|Decline in outdoor and hands-on play slowed cognitive development in British Teenagers|
|Detail:|| The findings of a new study that tested children on thinking skills show fewer British teenagers now display mature reasoning as compared to 30 years earlier. Michael Shayer of King’s College London who has been testing children’s thinking skills since 1976, in 2006 and 2007 got 14-year-olds to take some of the same tests as 30 years earlier. More than a fifth of youngsters got high scores then, suggesting they were developing the ability to formulate and test hypotheses. Only a tenth do now.|
The tests explored the ability to think deeply rather than to regurgitate information or quickly go through tasks. Professor Shayer explains, “Their answers indicated whether they had progressed from the descriptive thinking that gets us through most of our days, to the interpretative thinking needed to analyze complex information and formulate and test hypotheses.”
The researchers attributed the overall better performance of boys in 1976 to the fact that boys roamed further out of doors and played more with tools and mechanical toys.
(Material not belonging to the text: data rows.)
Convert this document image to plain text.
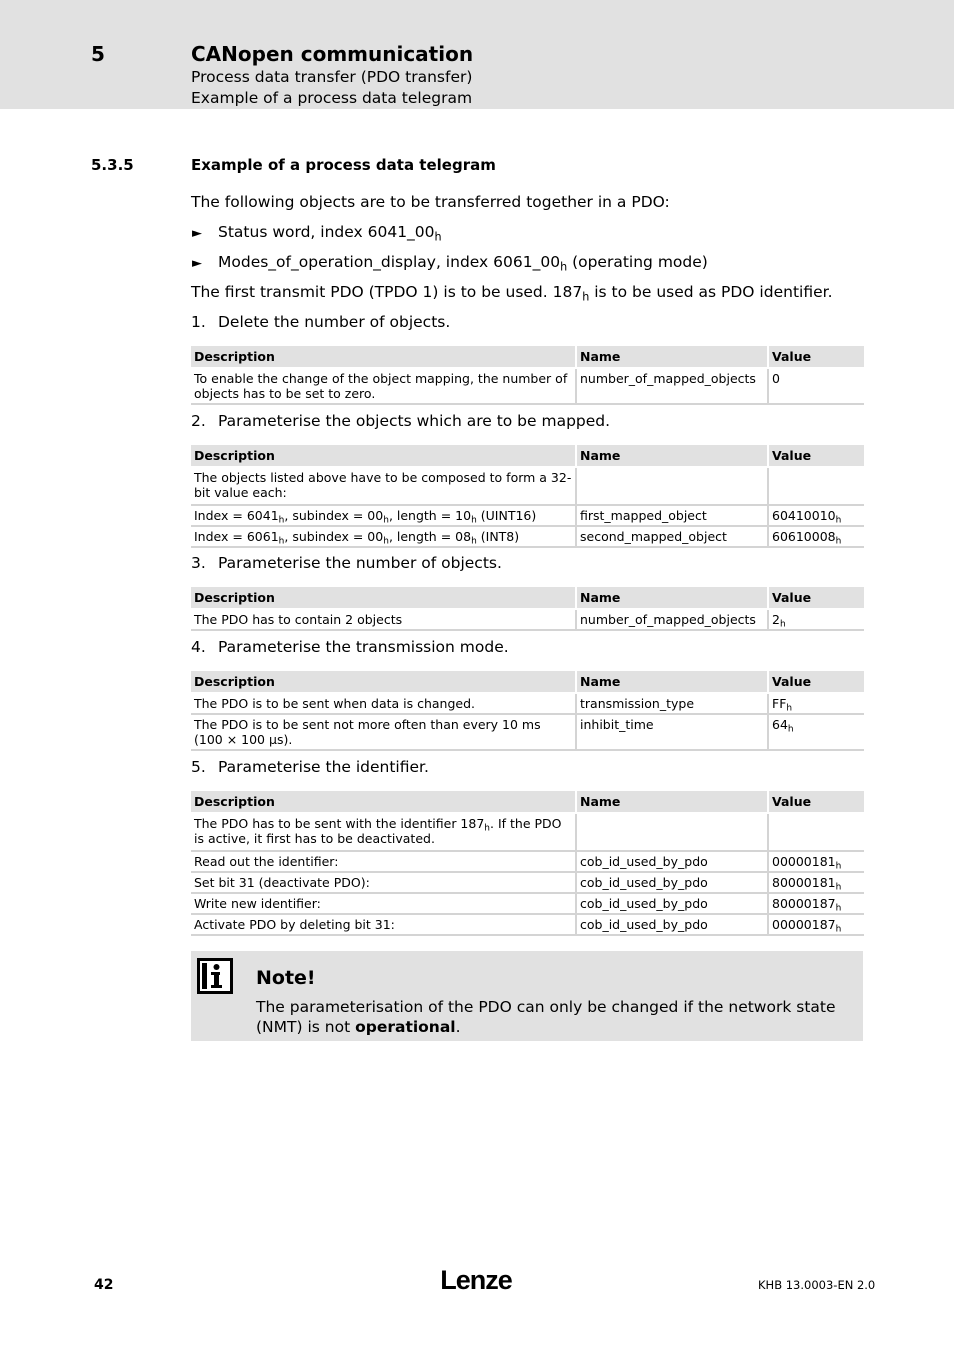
5	CANopen communication
Process data transfer (PDO transfer)
Example of a process data telegram
5.3.5	Example of a process data telegram
The following objects are to be transferred together in a PDO:
► Status word, index $6041\_00_h$
► Modes_of_operation_display, index $6061\_00_h$ (operating mode)
The first transmit PDO (TPDO 1) is to be used. $187_h$ is to be used as PDO identifier.
1. Delete the number of objects.
Description	Name	Value
To enable the change of the object mapping, the number of objects has to be set to zero.	number_of_mapped_objects	0
2. Parameterise the objects which are to be mapped.
Description	Name	Value
The objects listed above have to be composed to form a 32-bit value each:		
Index = $6041_h$, subindex = $00_h$, length = $10_h$ (UINT16)	first_mapped_object	$60410010_h$
Index = $6061_h$, subindex = $00_h$, length = $08_h$ (INT8)	second_mapped_object	$60610008_h$
3. Parameterise the number of objects.
Description	Name	Value
The PDO has to contain 2 objects	number_of_mapped_objects	$2_h$
4. Parameterise the transmission mode.
Description	Name	Value
The PDO is to be sent when data is changed.	transmission_type	$FF_h$
The PDO is to be sent not more often than every 10 ms
(100 × 100 μs).	inhibit_time	$64_h$
5. Parameterise the identifier.
Description	Name	Value
The PDO has to be sent with the identifier $187_h$. If the PDO is active, it first has to be deactivated.		
Read out the identifier:	cob_id_used_by_pdo	$00000181_h$
Set bit 31 (deactivate PDO):	cob_id_used_by_pdo	$80000181_h$
Write new identifier:	cob_id_used_by_pdo	$80000187_h$
Activate PDO by deleting bit 31:	cob_id_used_by_pdo	$00000187_h$
Note!
The parameterisation of the PDO can only be changed if the network state (NMT) is not operational.
42	Lenze	KHB 13.0003-EN 2.0
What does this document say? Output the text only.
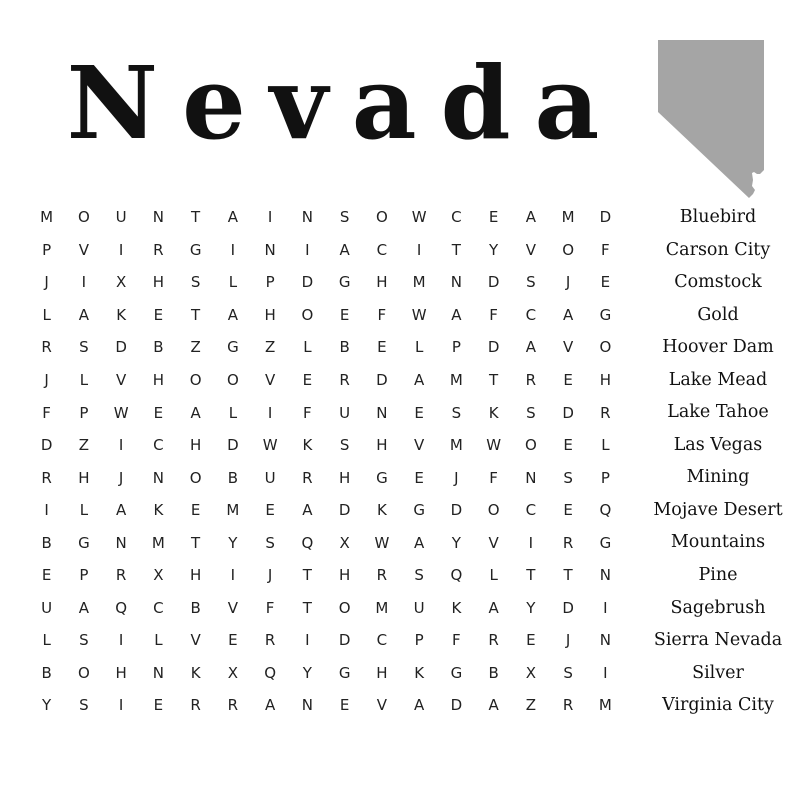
Nevada
M	O	U	N	T	A	I	N	S	O	W	C	E	A	M	D
P	V	I	R	G	I	N	I	A	C	I	T	Y	V	O	F
J	I	X	H	S	L	P	D	G	H	M	N	D	S	J	E
L	A	K	E	T	A	H	O	E	F	W	A	F	C	A	G
R	S	D	B	Z	G	Z	L	B	E	L	P	D	A	V	O
J	L	V	H	O	O	V	E	R	D	A	M	T	R	E	H
F	P	W	E	A	L	I	F	U	N	E	S	K	S	D	R
D	Z	I	C	H	D	W	K	S	H	V	M	W	O	E	L
R	H	J	N	O	B	U	R	H	G	E	J	F	N	S	P
I	L	A	K	E	M	E	A	D	K	G	D	O	C	E	Q
B	G	N	M	T	Y	S	Q	X	W	A	Y	V	I	R	G
E	P	R	X	H	I	J	T	H	R	S	Q	L	T	T	N
U	A	Q	C	B	V	F	T	O	M	U	K	A	Y	D	I
L	S	I	L	V	E	R	I	D	C	P	F	R	E	J	N
B	O	H	N	K	X	Q	Y	G	H	K	G	B	X	S	I
Y	S	I	E	R	R	A	N	E	V	A	D	A	Z	R	M
Bluebird
Carson City
Comstock
Gold
Hoover Dam
Lake Mead
Lake Tahoe
Las Vegas
Mining
Mojave Desert
Mountains
Pine
Sagebrush
Sierra Nevada
Silver
Virginia City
Though both sexes now do worse than before, boys’ scores have fallen more, suggesting that a decline in outdoor and hands-on play has slowed cognitive development in both sexes. Other factors such as Britain’s unusually early start to formal education where infants are diverted from useful activities such as making sand-castles and playing with water into unhelpful ones, such as holding a pen and forming letters, and focus on coaching the weakest, rather than all children, including the most able within the school systems are attributed to the lowering of standards even though the research findings also indicate that fewer children do very badly now than did 30 years ago.
Professor Shayer further posits local explanations such as television and computers for taking children away from the physical experiences on which later inferential skills are based. He thinks these new media teach children to value speed over depth and passive entertainment over active. Other researchers have also shown cognitive gains in today’s children on tasks that require speed rather than close reasoning.